Weiterhin müsse der Irrtum über die verkehrswesentliche Eigenschaft kausal für die Erklärung gewesen sein. Grundsätzlich könne dies angenommen werden, wenn die Ausschlagung in der Annahme der Überschuldung des Nachlasses erfolge. Das sei aber nicht zwingend, da auch ein Irrtum, der bei vorgestellter maginaler Solvenz eine tatsächlich vorhandene geringfügige Überschuldung zur Folge habe, nicht kausal sein, , wie auch der Irrtum über das Vorhandensein eines bedeutenden Nachlassgegenstandes bei unabhängig davon bestehender Solvenz des Nachlasses seinerseits kausal für die Erklärung sein könne. Es käme im Einzelfall auf die Beweggründe des Erklärenden an, weshalb auch insoweit in Zweifelsfällen eine Anhörung desselben unerlässlich sei. Genügend sei eine Mitursächlichkeit des Irrtums.
Dies zugrundeliegend ging das OLG davon aus, dass die Antragstellerin zum Zeitpunkt der Ausschlagung der Erbschaft irrtümlich falsche Vorstellungen hinsichtlich der Zusammensetzung des Nachlasses hatte. Dabei hebe sie hier insbesondere über das Vorhandensein der Guthaben auf Spar- und Girokonto geirrt, was jedenfalls mitursächlich für die Ausschlagung gewesen sei. Das OLG führte sodann im Einzelnen aus, weshalb die AAS ihrer Erkundigungspflicht nachgekommen sei und daher von einem Irrtum im vorgenannten Sinne ausgegangen werden könne. Es wies auch darauf hin, dass sie erst nach der Ausschlagung vom Nachlasspfleger von den Kontenguthaben erfuhr und dass ihr nicht angelastet werden könne, dass sie nicht selbst in der Wohnung der Erblasserin nach Finanzunterlagen gesucht habe, da es auf ein Verschulden nicht ankäme und vorliegend die zuständige Kriminalbeamtin ihr den Zustand der Wohnung geschildert und ihr im Hinblick darauf abgeraten habe, die Wohnung zu betreten.

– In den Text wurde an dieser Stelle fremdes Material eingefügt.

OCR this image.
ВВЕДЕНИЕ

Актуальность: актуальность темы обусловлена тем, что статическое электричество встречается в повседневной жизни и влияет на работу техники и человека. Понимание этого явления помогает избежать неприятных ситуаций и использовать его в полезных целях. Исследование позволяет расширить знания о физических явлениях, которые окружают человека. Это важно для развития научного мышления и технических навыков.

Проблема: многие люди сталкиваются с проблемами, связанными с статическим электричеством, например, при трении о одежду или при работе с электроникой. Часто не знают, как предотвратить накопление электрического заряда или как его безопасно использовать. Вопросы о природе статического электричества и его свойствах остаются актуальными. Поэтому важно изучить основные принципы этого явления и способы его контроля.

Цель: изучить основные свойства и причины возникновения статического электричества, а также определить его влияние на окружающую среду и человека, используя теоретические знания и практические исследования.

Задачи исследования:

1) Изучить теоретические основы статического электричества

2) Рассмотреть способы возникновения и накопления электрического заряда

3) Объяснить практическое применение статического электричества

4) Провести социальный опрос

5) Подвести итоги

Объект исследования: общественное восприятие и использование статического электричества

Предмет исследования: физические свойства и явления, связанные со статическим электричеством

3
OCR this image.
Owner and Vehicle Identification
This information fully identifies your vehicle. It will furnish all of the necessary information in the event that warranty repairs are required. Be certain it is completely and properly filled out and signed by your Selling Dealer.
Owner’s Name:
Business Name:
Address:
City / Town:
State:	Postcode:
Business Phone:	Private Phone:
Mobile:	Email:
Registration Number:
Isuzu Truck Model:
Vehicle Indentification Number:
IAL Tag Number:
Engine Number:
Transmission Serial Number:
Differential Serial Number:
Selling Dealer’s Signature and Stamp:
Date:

Damit stellte das OLG fest, das nach den Gesamtumständen die AS bei Abgabe der Ausschlagungserklärung sich über die Zusammensetzung und damit eine verkehrswesentliche Eigenschaft des Nachlasses geirrt habe und nicht lediglich das Fehlen von Vermögenswerten als wahrscheinlich ansah.